LitCharts assigns a color and icon to each theme in The Adventures of Tom Sawyer, which you can use to track the themes throughout the work.
Boyhood Rebellion and Growing Up
The Hypocrisy of Adult Society
Superstition, Fantasy, and Escape
Showing Off
Sentimentality and Realism
Summary
Analysis
Tom, Huck, and Joe fill their days with all the fun they can imagine: hunting for turtle eggs to cook for breakfast, swimming, running around naked. By Friday they're homesick.
Though they've run away from home and imagine themselves to be independent men, the boys' yearning for home shows them to be still immature. They are learning the hard way that adult independence is less fun than its depiction in books for boys.
Tom wants to stay on theisland because he has a secret he can't yet share. When Joe insists on leaving, Tom taunts him about missing his mother, but Joe sets off, and Huck follows him. Abandoned, Tom decides to share his secret. The secret does indeed convince them to stay.
Tom insists on being boss amongst the three, bullying Joe rather than sympathizing with his homesickness. Tom's tendency to boss around his peers establishes him as the authority amongst the boys. As their society mirrors adult society, Tom's tricks of withholding information to manipulate others suggest that for all the reasons he gets punished as a boy, he will one day be a leader among men.
After dinner, Tom suggests he and Joe learn to smoke from Huck, who proceeds to make pipes from some corncobs. Tom and Joe take to tobacco quickly, and begin bragging about how their schoolmates will be jealous. It is not long before both feel sick, and disappear into the woods to relieve themselves. At dinner, both Tom and Joe decline to smoke more.
The boys want to smoke to prove their manhood. Yet they get so caught up in imagining how they'll show off that they fail to restrain themselves and learn the hard way that overindulgence in forbidden substances leads to embarrassing, disgusting loss of control. Once again, the conditions of adult behavior prove less forgiving than those of boyhood.
Joe wakes at midnight, feeling something weird is in the air, and tells the others. A terrible storm breaks out. Their camp is ruined and the sycamore that had sheltered theirs bed is split in two by lightning. They make breakfast, recounting their bravery the night before. Homesick feelings stirring in them again.

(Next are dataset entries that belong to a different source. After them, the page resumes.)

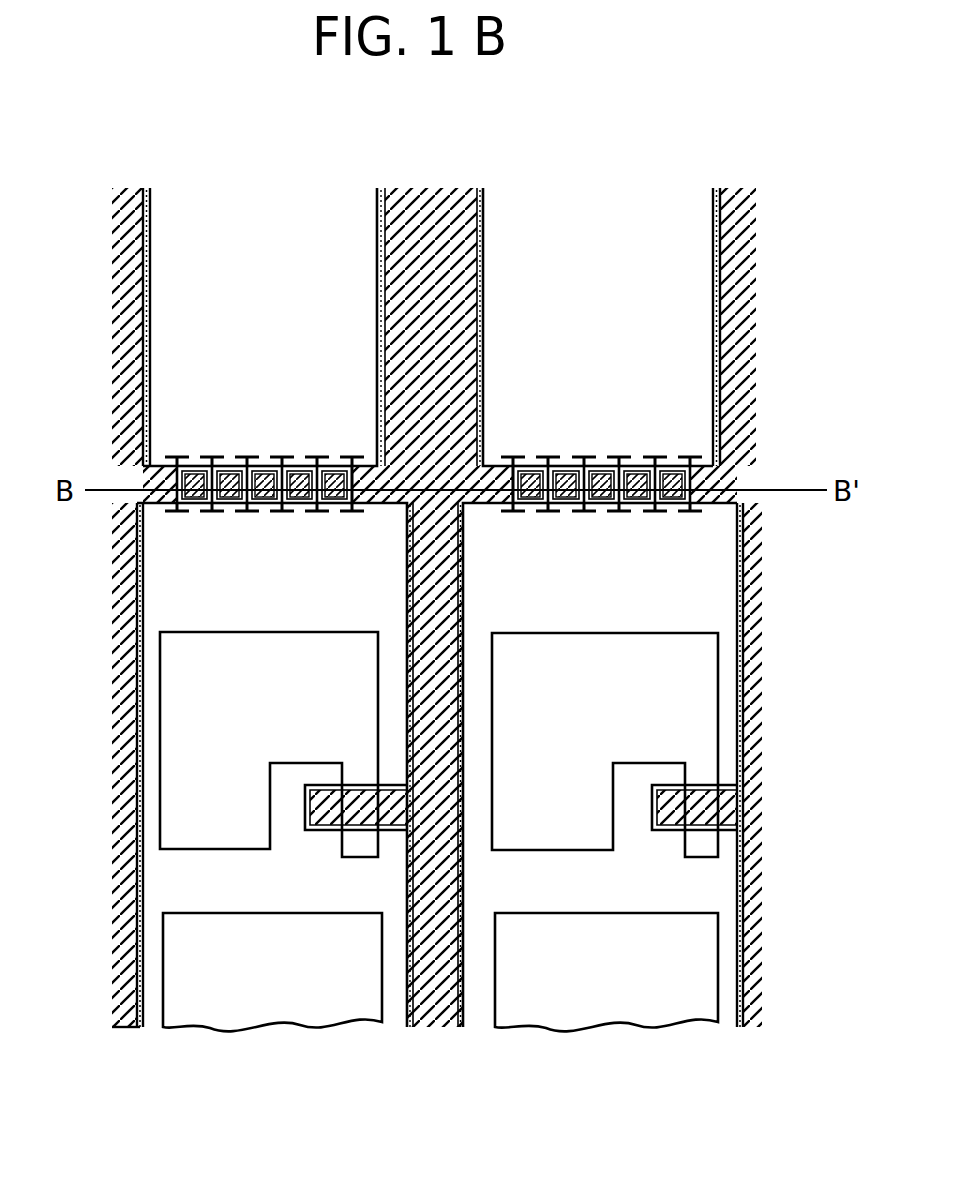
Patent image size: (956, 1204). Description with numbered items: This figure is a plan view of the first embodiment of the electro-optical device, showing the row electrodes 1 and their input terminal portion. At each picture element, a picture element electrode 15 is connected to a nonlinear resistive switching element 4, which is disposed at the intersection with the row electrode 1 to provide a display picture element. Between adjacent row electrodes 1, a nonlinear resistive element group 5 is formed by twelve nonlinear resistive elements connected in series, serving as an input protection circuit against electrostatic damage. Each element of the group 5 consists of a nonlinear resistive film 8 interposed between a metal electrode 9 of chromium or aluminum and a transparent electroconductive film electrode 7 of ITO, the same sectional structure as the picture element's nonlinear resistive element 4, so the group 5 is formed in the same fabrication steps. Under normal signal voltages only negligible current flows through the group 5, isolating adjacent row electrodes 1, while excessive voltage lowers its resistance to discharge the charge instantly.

The row electrode 1 is at (151, 237).
The nonlinear resistive switching element 4 is at (325, 783).
The nonlinear resistive element group 5 is at (372, 517).
The electrode 7 is at (657, 455).
The nonlinear resistive film 8 is at (192, 460).
The metal electrode 9 is at (462, 343).
The picture element electrode 15 is at (232, 640).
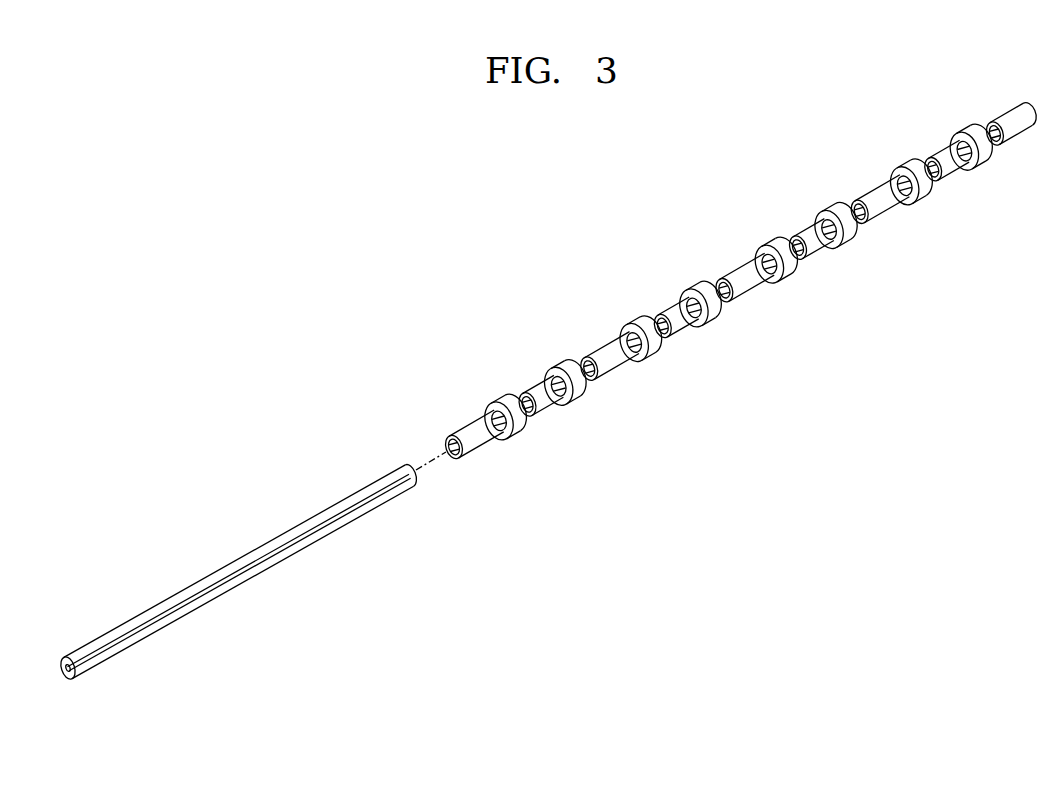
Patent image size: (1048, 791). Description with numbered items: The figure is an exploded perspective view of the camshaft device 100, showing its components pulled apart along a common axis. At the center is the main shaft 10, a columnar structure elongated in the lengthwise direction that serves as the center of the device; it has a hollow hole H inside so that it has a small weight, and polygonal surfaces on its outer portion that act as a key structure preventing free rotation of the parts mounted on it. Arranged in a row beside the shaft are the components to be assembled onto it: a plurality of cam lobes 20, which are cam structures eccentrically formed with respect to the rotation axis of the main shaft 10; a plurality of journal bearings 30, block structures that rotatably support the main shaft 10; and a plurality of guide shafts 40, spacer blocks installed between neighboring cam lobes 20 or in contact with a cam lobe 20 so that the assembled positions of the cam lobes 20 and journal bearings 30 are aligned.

The camshaft device 100 is at (343, 359).
The main shaft 10 is at (305, 544).
The hollow hole H is at (65, 679).
The cam lobe 20 is at (516, 433).
The journal bearing 30 is at (535, 389).
The guide shaft 40 is at (465, 429).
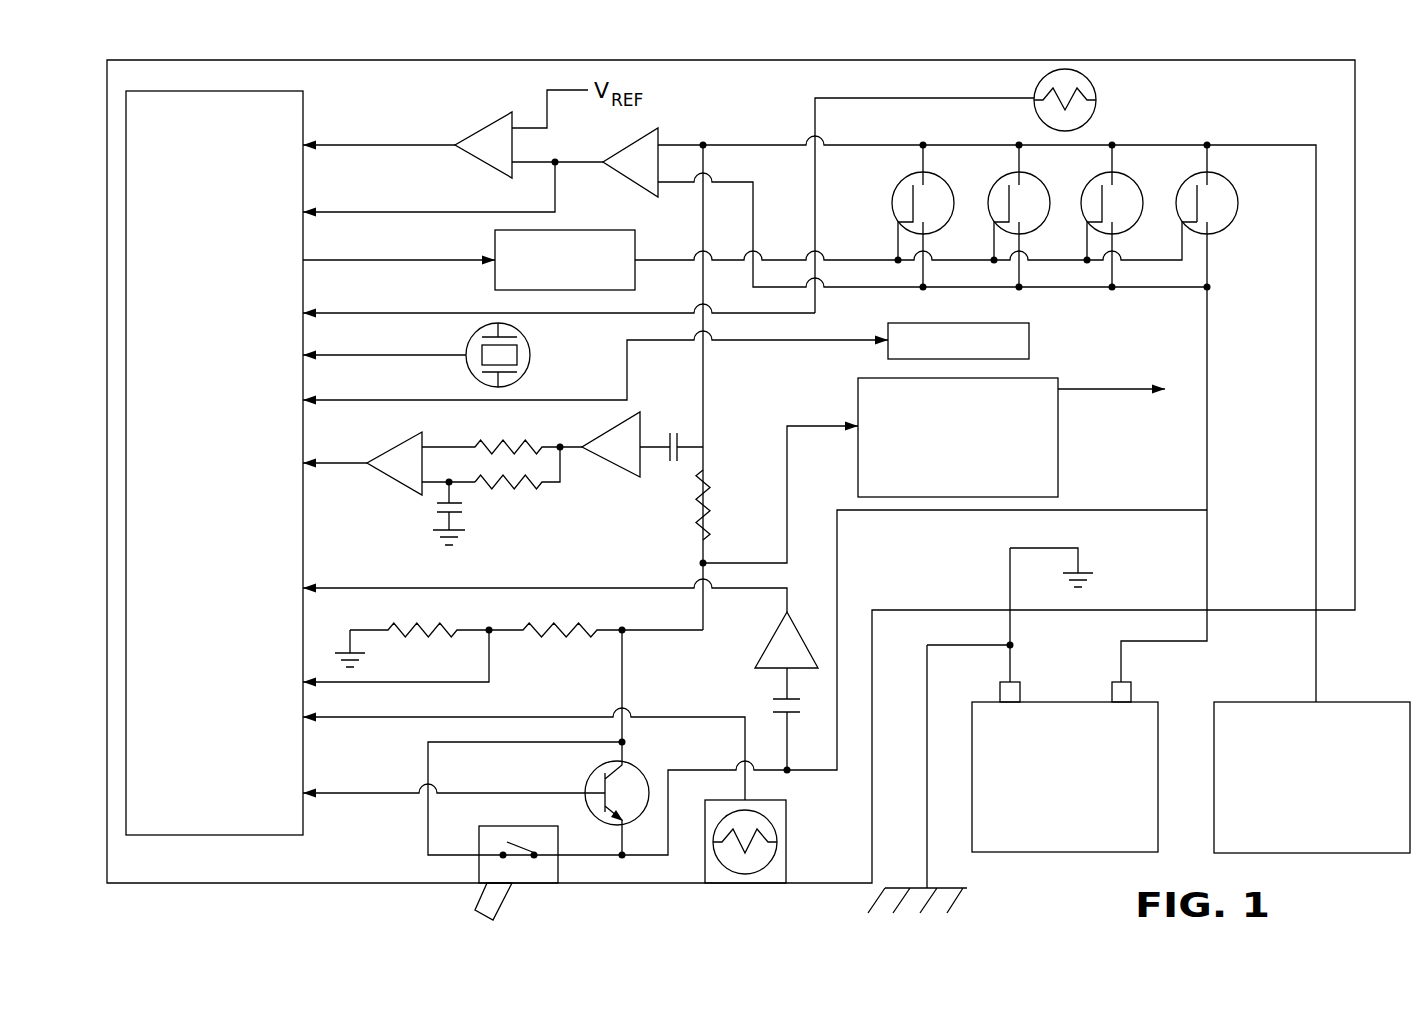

A great storm is an event that pirates would often brave. Faced with a real one, the three boys prove to be scared and ill-prepared. At its end they are drenched and lucky to have escaped unharmed.
Tom distracts them from their sadness by declaring that they'll be Indians now, hunting Englishmen. The Indians share a peace pipe. Though Tom and Joe are nervous to smoke again, they are fine.
Tom and Joe have learned to smoke in moderation, and now manage to enjoy this activity as adults might. In the end, it is not so bad acting like an adult, but it is definitely substantially different and less grand than they had imagined it to be.